The surfactants in bar soap (saponified oils) are effective at cleaning without the aggressive skin-stripping caused by SLS and SLES found in most body washes.
Body wash
Most body washes are primarily water, surfactants (usually SLS or SLES), and fragrance. Some premium body washes add moisturizing ingredients — shea butter, glycerin, hyaluronic acid — but these are present in small amounts in a rinse-off product. Contact time is short; the benefit is marginal.
For very dry skin, a moisturizing body wash can feel more comfortable than a basic bar. But a quality natural bar with shea butter base will match or outperform most body washes for dry skin while costing less per use.
Cost Per Wash
This comparison consistently favors bar soap by a significant margin.
| Format | Typical price | Washes per unit | Cost per wash |
|---|---|---|---|
| Drugstore bar soap | $2–4 per bar | ~30 washes | $0.07–0.13 |
| Natural bar soap | $8–14 per bar | ~45–60 washes | $0.13–0.31 |
| Budget body wash | $5–8 per 16 oz | ~20–25 washes | $0.20–0.40 |
| Premium body wash | $15–25 per 16 oz | ~20–25 washes | $0.60–1.25 |
Natural bar soap at $10 per bar, used properly (stored on a draining soap dish between showers), typically lasts 6–8 weeks for a single user. That's $1.25–1.67 per week — less than most budget body washes.
Environmental Impact
Bar soap wins without contest. A bar requires minimal packaging — typically a small paper wrapper or cardboard box. A 16 oz body wash bottle is plastic, requires more packaging material per unit of product, and is used and discarded every few weeks.

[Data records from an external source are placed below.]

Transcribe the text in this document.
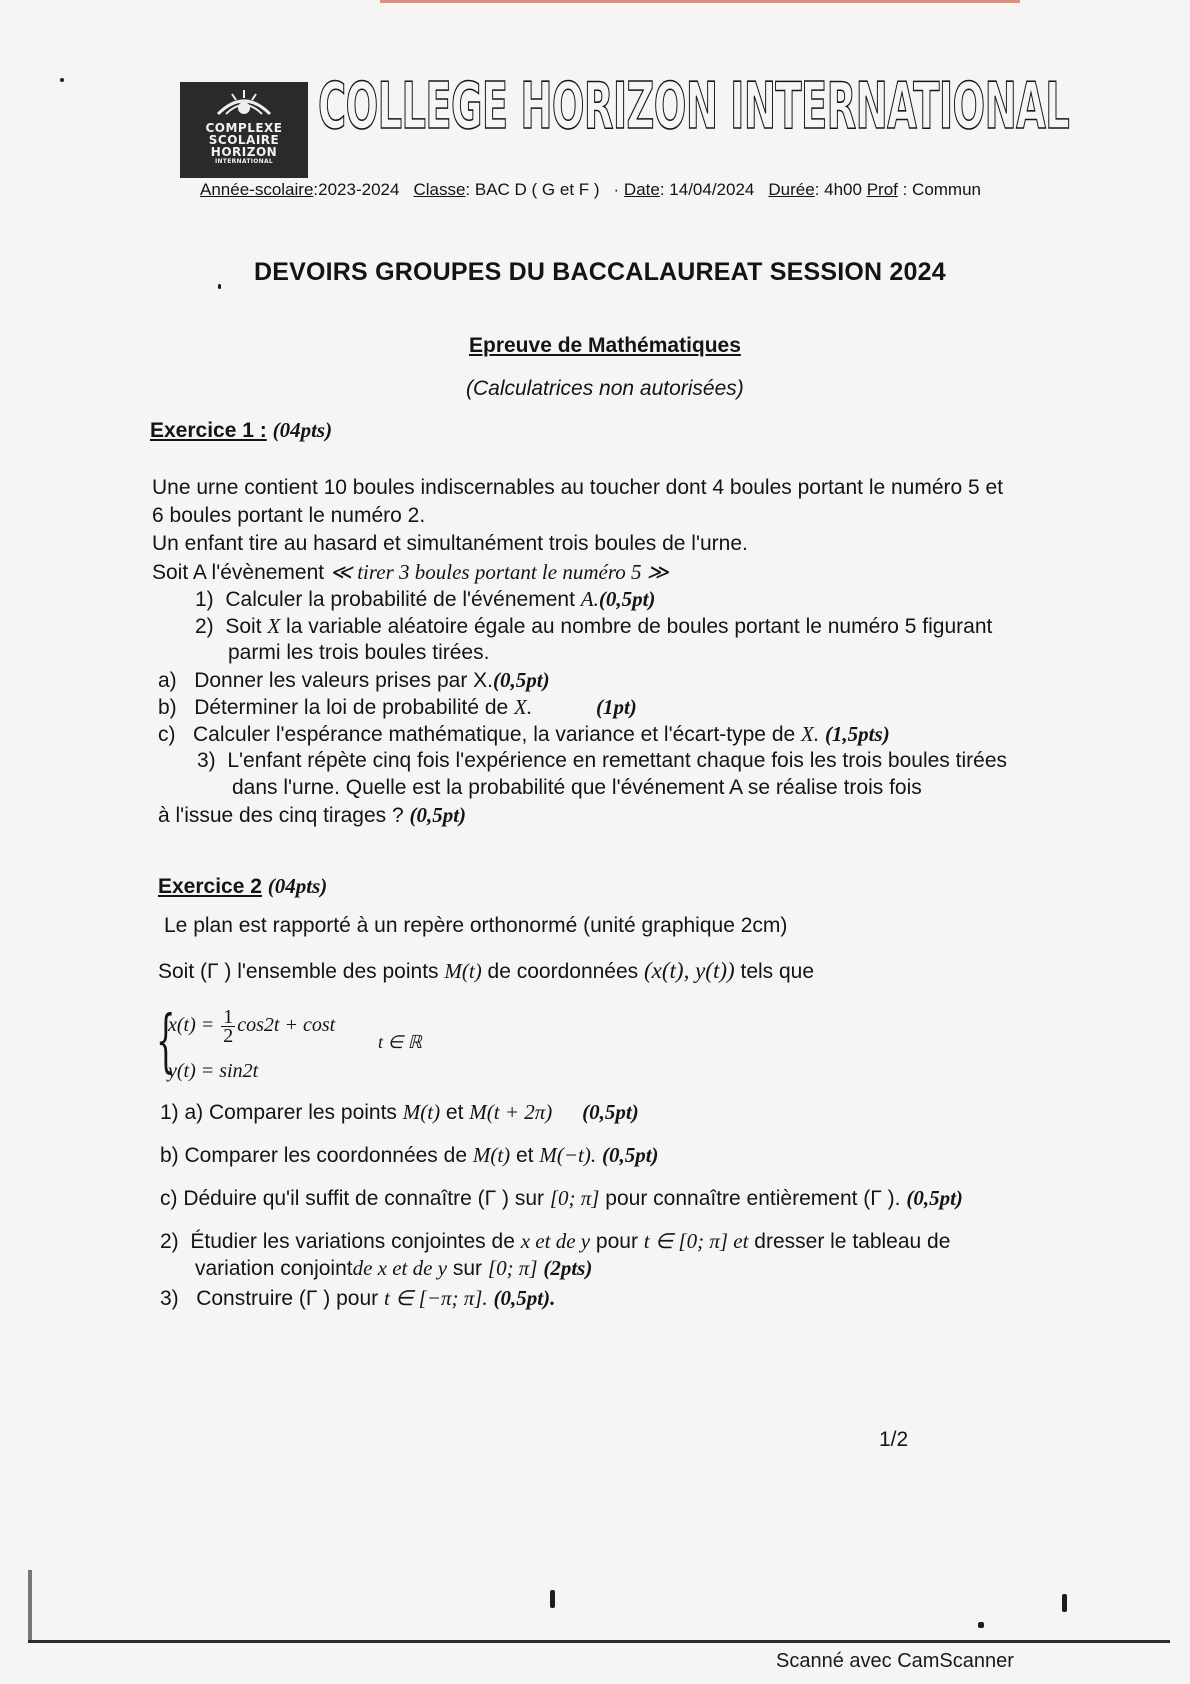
COMPLEXE
SCOLAIRE
HORIZON
INTERNATIONAL
COLLEGE HORIZON INTERNATIONAL
Année-scolaire:2023-2024 Classe: BAC D ( G et F ) · Date: 14/04/2024 Durée: 4h00 Prof : Commun
DEVOIRS GROUPES DU BACCALAUREAT SESSION 2024
Epreuve de Mathématiques
(Calculatrices non autorisées)
Exercice 1 : (04pts)
Une urne contient 10 boules indiscernables au toucher dont 4 boules portant le numéro 5 et
6 boules portant le numéro 2.
Un enfant tire au hasard et simultanément trois boules de l'urne.
Soit A l'évènement ≪ tirer 3 boules portant le numéro 5 ≫
1) Calculer la probabilité de l'événement A.(0,5pt)
2) Soit X la variable aléatoire égale au nombre de boules portant le numéro 5 figurant
parmi les trois boules tirées.
a) Donner les valeurs prises par X.(0,5pt)
b) Déterminer la loi de probabilité de X.	(1pt)
c) Calculer l'espérance mathématique, la variance et l'écart-type de X. (1,5pts)
3) L'enfant répète cinq fois l'expérience en remettant chaque fois les trois boules tirées
dans l'urne. Quelle est la probabilité que l'événement A se réalise trois fois
à l'issue des cinq tirages ? (0,5pt)
Exercice 2 (04pts)
Le plan est rapporté à un repère orthonormé (unité graphique 2cm)
Soit (Γ ) l'ensemble des points M(t) de coordonnées (x(t), y(t)) tels que
{
$x(t) = \frac{1}{2} \cos 2t + \cos t$
t ∈ ℝ
y(t) = sin2t
1) a) Comparer les points M(t) et M(t + 2π) (0,5pt)
b) Comparer les coordonnées de M(t) et M(−t). (0,5pt)
c) Déduire qu'il suffit de connaître (Γ ) sur [0; π] pour connaître entièrement (Γ ). (0,5pt)
2) Étudier les variations conjointes de x et de y pour t ∈ [0; π] et dresser le tableau de
variation conjointde x et de y sur [0; π] (2pts)
3) Construire (Γ ) pour t ∈ [−π; π]. (0,5pt).
1/2
Scanné avec CamScanner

If you go through a body wash bottle every month, that's 12 plastic containers per year — more if you have multiple people using it. The carbon footprint of production and shipping is also higher for the liquid format (which is mostly water by weight).
Convenience and Travel
This is where body wash genuinely wins. A bottle is easier to use quickly in the shower. It doesn't slip. It works with a loofah or washcloth more easily than a bar.
For travel, bar soap is actually more convenient — no TSA liquid restrictions, no leak risk, and it's lighter. But day-to-day in a shower with a caddy, liquid is slightly faster.
Which to Choose
Use bar soap if: you want the best cost-per-wash, cleaner ingredient list, moisturizing glycerin, and lower environmental impact. Works for most skin types, especially with a quality natural bar.
Use body wash if: you have very dry or irritated skin and prefer a rich moisturizing formula, or you simply prefer the convenience and won't make the switch.
There's no wrong answer — but there is a cheaper, cleaner, better-for-your-skin answer for most men, and it's the bar.